Ci sono due film dentro Deserto Particular. Narrativamente, perchè la storia è divisa in modo quasi simmetrico fra due parti che raccontano le prospettive dei protagonisti. Tematicamente, perchè il loro incontro amoroso e politico si presta a due possibili letture, in parte antitetiche. C’è un’esplorazione critica e realistica dei modelli maschili retrogradi del Brasile bolsonarista. E c’è un percorso invece tutto interiore, di fuga dal consesso sociale verso una solitudine (il “deserto privato” del titolo) che consente di azzerare e ricominciare da capo la propria vita, perfino la propria identità. È il maggior motivo di interesse del film, oscillante stilisticamente fra cupo realismo sociale e squarci romantici. Ma ne è al contempo la grande debolezza, perchè le due anime stanno fra loro in un rapporto quasi parassitario: ognuna ha bisogno dell’altra per esistere e contemporaneamente la indebolisce. La denuncia si stempera nella ricomposizione idilliaca dei rapporti umani. La fede in una possibile rinascita è tarpata dalla consapevolezza di una realtà che rischia di bollarla come ingenuamente utopica o astratta.
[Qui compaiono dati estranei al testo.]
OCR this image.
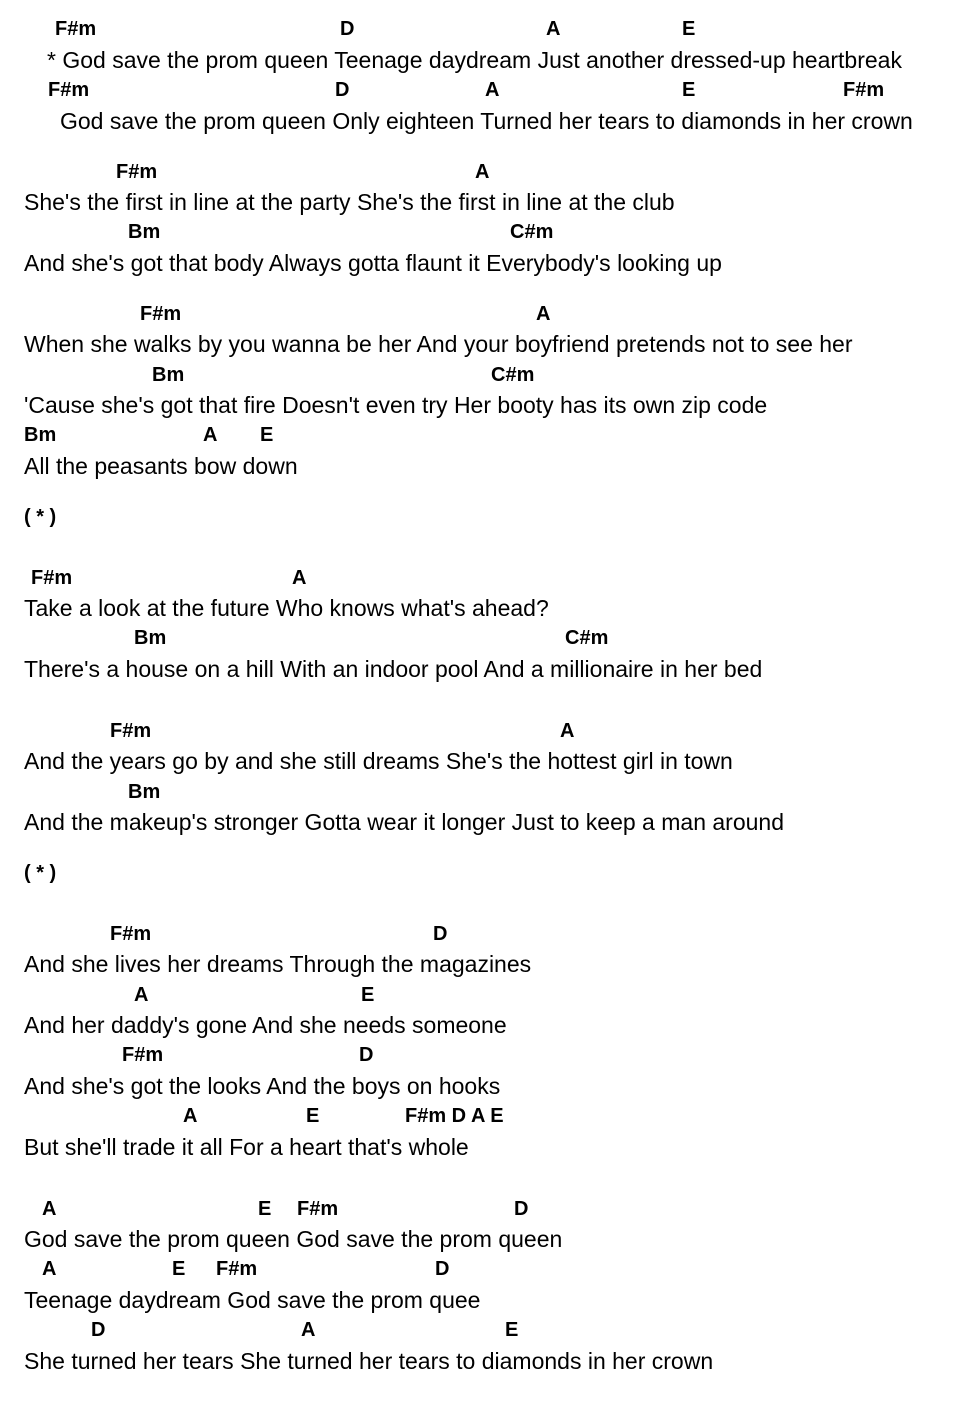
F#m	D	A	E
* God save the prom queen Teenage daydream Just another dressed-up heartbreak
F#m	D	A	E	F#m
God save the prom queen Only eighteen Turned her tears to diamonds in her crown
F#m	A
She's the first in line at the party She's the first in line at the club
Bm	C#m
And she's got that body Always gotta flaunt it Everybody's looking up
F#m	A
When she walks by you wanna be her And your boyfriend pretends not to see her
Bm	C#m
'Cause she's got that fire Doesn't even try Her booty has its own zip code
Bm	A E
All the peasants bow down
( * )
F#m	A
Take a look at the future Who knows what's ahead?
Bm	C#m
There's a house on a hill With an indoor pool And a millionaire in her bed
F#m	A
And the years go by and she still dreams She's the hottest girl in town
Bm
And the makeup's stronger Gotta wear it longer Just to keep a man around
( * )
F#m	D
And she lives her dreams Through the magazines
A	E
And her daddy's gone And she needs someone
F#m	D
And she's got the looks And the boys on hooks
A	E	F#m D A E
But she'll trade it all For a heart that's whole
A	E F#m	D
God save the prom queen God save the prom queen
A	E F#m	D
Teenage daydream God save the prom quee
D	A	E
She turned her tears She turned her tears to diamonds in her crown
Daniel (Antonio Saboia) viene sospeso dal corpo di polizia per un episodio di violenza nei confronti di una recluta. È in difficoltà economiche, deve badare al padre malato di Alzheimer, e non accetta la notizia del fidanzamento di sua sorella con una donna. Un giorno molla tutto e parte per Bahia, sperando di incontrare Sara (Pedro Fasanaro) con cui ha iniziato una relazione online. Ma la scoperta dell’identità queer della ragazza lo manda in ulteriore crisi.

Deserto Particular è al suo meglio nel racconto delle singolarità. La crisi mascolina di Daniel, nauseato dalla sua stessa violenza e circondato dalle vestigia di un modello machista ancora tragicamente attuale (il padre che lucida la pistola e indossa la sua vecchia uniforme); e la vita costantemente all’erta di Sara/Robson, donna trans o giovane crossdresser (non viene specificato) che cerca di conciliare la propria identità con la fede cristiana e l’atteggiamento discriminatorio della comunità.

È quasi un peccato che questi due spaccati umani debbano incontrarsi. Non perchè sia impossibile o sbagliato immaginare per loro una salvezza, ma perchè questo avviene in modo fin troppo edulcorato, fino a dare l’impressione di una fuga conciliatoria dalla realtà. Da una parte, come dice Giancarlo Zappoli su MyMovies, "non dev'essere stato facile realizzare questo film nel Brasile (...) del negazionista Bolsonaro". Dall’altra farlo con uno scenario da “migliore dei mondi possibili” rischia paradossalmente di ottenere l’effetto opposto; quello di dipingere una società rovesciata, dove i poliziotti violenti si redimono e si scoprono repressi, e le persone queer sfuggono facilmente all’intolleranza e alla violenza delle periferie rurali. Per quanta simpatia possa ispirare uno sguardo così utopico, evocare quei fantasmi per poi disfarsene tanto facilmente lascia con l’amaro in bocca.